Consider the proposed cut you have given and rational numbers p=1 and q=-2. While q<p, p is in the lower set ($x^2<2$) and q is in the upper ($x^2≥2$). Therefore it is not a cut at all, since there are numbers in the upper set (-2) that are less than that of the lower set (1).

 

[Mr Davis 97]

I guess to put the question more simply, why can't we represent $\sqrt{2}$ by the cut $\{q \in\mathbb{Q} ~ | ~ q^2 < 2 \}$? Why does it have to be $\{q \in\mathbb{Q} ~ | ~ q^2 < 2 ~\text{or} ~x <0\}$

 

[Someone2841]

A cut is not merely a set or pair of sets.

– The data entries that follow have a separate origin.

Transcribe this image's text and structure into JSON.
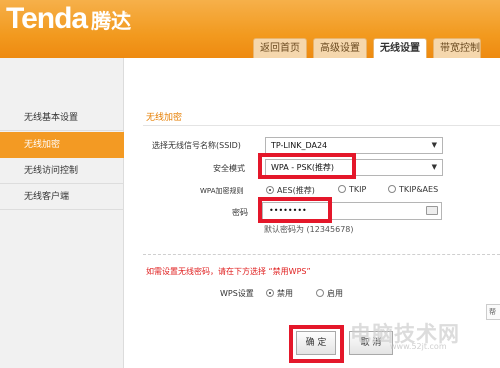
{
  "brand": {
    "logo_text": "Tenda",
    "logo_cn": "腾达"
  },
  "tabs": [
    "返回首页",
    "高级设置",
    "无线设置",
    "带宽控制"
  ],
  "sidebar": {
    "items": [
      {
        "label": "无线基本设置"
      },
      {
        "label": "无线加密"
      },
      {
        "label": "无线访问控制"
      },
      {
        "label": "无线客户端"
      }
    ]
  },
  "form": {
    "section_title": "无线加密",
    "ssid_label": "选择无线信号名称(SSID)",
    "ssid_value": "TP-LINK_DA24",
    "security_label": "安全模式",
    "security_value": "WPA - PSK(推荐)",
    "cipher_label": "WPA加密规则",
    "cipher_options": [
      "AES(推荐)",
      "TKIP",
      "TKIP&AES"
    ],
    "password_label": "密码",
    "password_value": "••••••••",
    "default_hint": "默认密码为 (12345678)"
  },
  "wps": {
    "warning": "如需设置无线密码，请在下方选择 “禁用WPS”",
    "label": "WPS设置",
    "options": [
      "禁用",
      "启用"
    ],
    "help_label": "帮"
  },
  "buttons": {
    "ok": "确 定",
    "cancel": "取 消"
  },
  "watermark": {
    "text": "电脑技术网",
    "url": "www.52jt.com"
  },
  "colors": {
    "header": "#f29a1f",
    "accent": "#f39a23",
    "highlight_box": "#e4172a",
    "warning": "#e02020"
  }
}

Sure, $\{q \in \mathbb{Q}:q^2<2\}$ is a set whose l.u.b. is $\sqrt{2}$, but it does not meet the criteria for cut. Usually, a cut is an pair of sets A, B that are disjoint and partition $\mathbb{Q}$; furthermore, A is downward closed and contains no greatest element and B is upward closed. All that is really necessary to define a cut, however, is a downward closed set with no greatest element (since that set's complement would always be our other set).

The problem with your set is it is not downward closed. $q^2<2$ is the same as $-\sqrt{2}<q<\sqrt{2}$, but a cut would have to look like $q<\sqrt{2}$ without a lower bound.

If you want to know why it needs to be downward closed, beyond the fact that that's just the definition of a cut, I would say it has to do with uniqueness more than anything. Many sets have a least upper bound of $\sqrt{2}$, but they are all subsets of $\{q \in \mathbb{Q}:q^2<2 \vee q<0\}$. There is no other downward closed set with this l.u.b.